Contrary to the preferred narrative of law enforcement, these cases rarely involve trunks full of plastic-wrapped $100 bills, Maseratis, yachts, or other luxury items associated with major criminal enterprises. Instead the property at issue is often just a few hundred dollars cash or a rickety old car. The alleged crimes for which property is seized usually involve small amounts of marijuana or controlled substances. Only a minority of cases involve large quantities of drugs indicative of trafficking.
A new survey of public records over the past five years confirms that property seizures in Cook County are concentrated in the poorest parts of Chicago. The data — collated by Lucy Parsons Labs, a police accountability nonprofit — includes both the locations of seizures and a description of the property seized. The 23,000-plus seizures reported from 2012 through 2017 were plotted on a map published in Reason magazine, showing that a disproportionate number of seizures occur in the city’s lowest-income communities, the majority Black neighborhoods on the South and West sides.
Reason’s analysis of the data shows the average value of property seized was relatively low. Approximately 11,000 seizures over five years involved amounts of currency less than $1,000, and nearly 1,500 involved amounts under $100. Not surprisingly, the lower the property’s value, the more likely it was to have been seized from a person in a community of color.
The dirty little secret of civil asset forfeiture is that police often get to keep a sizable amount of the cash and property they seize. Since property owners’ due process rights are essentially null and void, police know that what they seize they’ll likely keep. Last November, the ACLU and the Illinois Policy Institute released a report on civil asset forfeiture. We found that between 2005 and 2015 Illinois law enforcement took in more than $319 million through forfeiture.
The results of these studies come at an opportune time for Chicago and the state of Illinois.
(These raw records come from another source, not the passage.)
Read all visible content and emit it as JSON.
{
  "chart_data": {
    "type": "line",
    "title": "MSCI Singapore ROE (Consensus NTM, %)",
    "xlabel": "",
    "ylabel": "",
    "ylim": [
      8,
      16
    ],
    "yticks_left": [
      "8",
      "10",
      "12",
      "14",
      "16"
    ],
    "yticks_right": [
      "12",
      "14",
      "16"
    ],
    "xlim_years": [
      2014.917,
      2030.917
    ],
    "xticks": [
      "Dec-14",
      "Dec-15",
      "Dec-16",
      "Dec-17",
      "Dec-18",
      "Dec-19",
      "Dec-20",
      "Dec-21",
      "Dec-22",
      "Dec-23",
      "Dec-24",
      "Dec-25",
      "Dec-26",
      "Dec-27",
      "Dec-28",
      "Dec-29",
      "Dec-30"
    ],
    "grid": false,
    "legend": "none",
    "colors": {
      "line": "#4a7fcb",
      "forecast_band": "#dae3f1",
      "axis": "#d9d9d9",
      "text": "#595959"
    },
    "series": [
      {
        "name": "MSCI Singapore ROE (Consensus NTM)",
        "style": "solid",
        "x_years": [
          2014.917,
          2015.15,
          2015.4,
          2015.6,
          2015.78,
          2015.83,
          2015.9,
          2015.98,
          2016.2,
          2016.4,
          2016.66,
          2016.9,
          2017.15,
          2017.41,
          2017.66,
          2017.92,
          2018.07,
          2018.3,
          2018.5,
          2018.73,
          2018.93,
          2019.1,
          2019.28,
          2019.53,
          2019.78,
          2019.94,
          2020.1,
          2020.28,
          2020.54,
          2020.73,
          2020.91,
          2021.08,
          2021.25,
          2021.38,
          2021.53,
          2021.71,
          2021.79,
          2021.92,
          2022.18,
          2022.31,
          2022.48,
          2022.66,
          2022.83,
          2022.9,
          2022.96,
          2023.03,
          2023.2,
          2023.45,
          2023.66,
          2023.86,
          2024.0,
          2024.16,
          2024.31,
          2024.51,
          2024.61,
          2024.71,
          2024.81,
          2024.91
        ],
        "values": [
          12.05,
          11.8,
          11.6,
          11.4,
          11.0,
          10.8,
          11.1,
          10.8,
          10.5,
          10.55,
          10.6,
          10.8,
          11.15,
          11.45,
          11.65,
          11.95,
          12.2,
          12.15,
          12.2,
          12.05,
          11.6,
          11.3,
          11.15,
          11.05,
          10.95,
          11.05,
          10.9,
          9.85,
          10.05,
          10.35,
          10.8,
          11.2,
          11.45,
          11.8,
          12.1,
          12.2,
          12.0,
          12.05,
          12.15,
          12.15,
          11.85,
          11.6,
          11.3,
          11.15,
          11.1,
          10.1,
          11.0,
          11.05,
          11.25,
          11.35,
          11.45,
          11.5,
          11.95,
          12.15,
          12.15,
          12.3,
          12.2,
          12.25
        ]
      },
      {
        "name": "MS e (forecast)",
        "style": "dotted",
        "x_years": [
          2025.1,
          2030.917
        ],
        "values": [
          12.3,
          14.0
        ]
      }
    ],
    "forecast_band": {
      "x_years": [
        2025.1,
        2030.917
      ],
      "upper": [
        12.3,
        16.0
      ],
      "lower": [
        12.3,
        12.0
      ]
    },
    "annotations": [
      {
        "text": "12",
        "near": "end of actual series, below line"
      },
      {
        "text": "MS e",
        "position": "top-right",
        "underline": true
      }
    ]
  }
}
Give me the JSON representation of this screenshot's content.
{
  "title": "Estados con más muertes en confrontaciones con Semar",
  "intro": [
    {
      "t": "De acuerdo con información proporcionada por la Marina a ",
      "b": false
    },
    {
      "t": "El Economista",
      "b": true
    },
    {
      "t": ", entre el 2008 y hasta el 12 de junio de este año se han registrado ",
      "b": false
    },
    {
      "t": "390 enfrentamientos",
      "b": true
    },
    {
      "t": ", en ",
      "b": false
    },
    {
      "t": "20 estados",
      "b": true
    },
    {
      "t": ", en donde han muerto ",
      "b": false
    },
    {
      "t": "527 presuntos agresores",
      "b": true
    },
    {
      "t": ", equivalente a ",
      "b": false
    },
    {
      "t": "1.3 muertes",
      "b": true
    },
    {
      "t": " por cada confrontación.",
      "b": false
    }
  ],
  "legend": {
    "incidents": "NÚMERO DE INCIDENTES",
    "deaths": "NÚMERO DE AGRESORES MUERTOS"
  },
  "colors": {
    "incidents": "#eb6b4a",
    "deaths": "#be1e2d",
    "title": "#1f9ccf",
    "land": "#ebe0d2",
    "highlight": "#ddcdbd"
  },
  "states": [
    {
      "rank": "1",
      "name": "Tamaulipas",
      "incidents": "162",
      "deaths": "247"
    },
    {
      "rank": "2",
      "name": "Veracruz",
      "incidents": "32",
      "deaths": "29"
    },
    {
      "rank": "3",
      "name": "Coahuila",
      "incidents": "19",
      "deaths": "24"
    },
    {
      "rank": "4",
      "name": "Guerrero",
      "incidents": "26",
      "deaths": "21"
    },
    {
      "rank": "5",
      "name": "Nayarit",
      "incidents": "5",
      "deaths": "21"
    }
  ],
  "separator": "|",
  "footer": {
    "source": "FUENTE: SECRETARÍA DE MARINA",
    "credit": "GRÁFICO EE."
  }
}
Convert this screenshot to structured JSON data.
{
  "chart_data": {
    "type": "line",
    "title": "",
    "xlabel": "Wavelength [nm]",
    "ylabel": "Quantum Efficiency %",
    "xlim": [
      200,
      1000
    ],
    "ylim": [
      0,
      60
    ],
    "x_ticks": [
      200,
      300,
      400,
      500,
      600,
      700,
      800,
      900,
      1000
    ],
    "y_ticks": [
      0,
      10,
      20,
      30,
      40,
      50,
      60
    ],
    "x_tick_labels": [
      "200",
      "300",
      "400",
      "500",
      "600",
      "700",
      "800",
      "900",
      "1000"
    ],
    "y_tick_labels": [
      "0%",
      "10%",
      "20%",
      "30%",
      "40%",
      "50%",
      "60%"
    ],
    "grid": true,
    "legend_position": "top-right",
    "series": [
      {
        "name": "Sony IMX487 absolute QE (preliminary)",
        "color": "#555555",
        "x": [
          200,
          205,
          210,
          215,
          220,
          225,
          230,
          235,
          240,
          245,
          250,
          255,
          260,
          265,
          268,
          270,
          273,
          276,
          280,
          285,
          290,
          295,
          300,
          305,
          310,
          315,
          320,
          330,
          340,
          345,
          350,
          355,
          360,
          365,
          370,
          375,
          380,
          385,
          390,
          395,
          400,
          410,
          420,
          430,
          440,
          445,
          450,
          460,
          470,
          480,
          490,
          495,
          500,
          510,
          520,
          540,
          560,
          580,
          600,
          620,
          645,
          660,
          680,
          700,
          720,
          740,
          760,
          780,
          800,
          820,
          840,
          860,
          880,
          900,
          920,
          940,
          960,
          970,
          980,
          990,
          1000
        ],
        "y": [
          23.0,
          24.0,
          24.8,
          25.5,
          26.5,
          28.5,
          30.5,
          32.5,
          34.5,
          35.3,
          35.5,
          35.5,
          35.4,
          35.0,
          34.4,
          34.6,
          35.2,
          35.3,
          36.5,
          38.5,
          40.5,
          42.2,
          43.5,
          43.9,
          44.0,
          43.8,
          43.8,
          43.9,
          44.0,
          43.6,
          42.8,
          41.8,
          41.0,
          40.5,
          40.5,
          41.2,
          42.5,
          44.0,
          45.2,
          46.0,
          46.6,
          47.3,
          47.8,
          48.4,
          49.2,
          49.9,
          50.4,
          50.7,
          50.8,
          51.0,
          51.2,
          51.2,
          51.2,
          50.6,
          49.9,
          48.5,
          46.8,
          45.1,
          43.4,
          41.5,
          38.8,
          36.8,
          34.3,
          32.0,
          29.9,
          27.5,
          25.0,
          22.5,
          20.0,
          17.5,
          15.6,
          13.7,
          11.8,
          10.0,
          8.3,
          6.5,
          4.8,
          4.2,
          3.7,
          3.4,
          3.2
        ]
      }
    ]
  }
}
A strong reform bill passed in the legislature recently with overwhelming bipartisan majorities. It awaits the governor’s signature.
The reform legislation, a product of compromise between reform advocates and the law enforcement lobby, ensures that the burden of proving the property owner’s culpability in a forfeiture case rests squarely with the government and raises the standard of proof from probable cause to a preponderance of the evidence for the government to prevail at trial. The bill exempts small sums of cash from forfeiture and provides that possession of a miniscule amount of drugs alone shall not authorize forfeiture of personal property.
The reform legislation also eliminates the current requirement that property owners must pay 10 percent of the value of their property upfront in order to contest seizures, and it creates an expedited procedure will allow innocent owners to have their claims adjudicated more rapidly. These reforms will reduce the financial barriers and long delays that too often deter people from pursuing the return of their property.
Additionally, the legislation requires public reporting of seizure and forfeiture data, which will enable taxpayers and lawmakers to find out how much property is being seized by law enforcement agencies around the state, the types of property forfeited, the amount of forfeiture proceeds received by law enforcement agencies, and how they spend the money.
While some states have gone even further, requiring a criminal conviction before property can be forfeited, these are all important changes to protect the rights and property of the people of Illinois.
The time is now to pass this legislation. Urge Gov. Bruce Rauner to sign the bill without delay.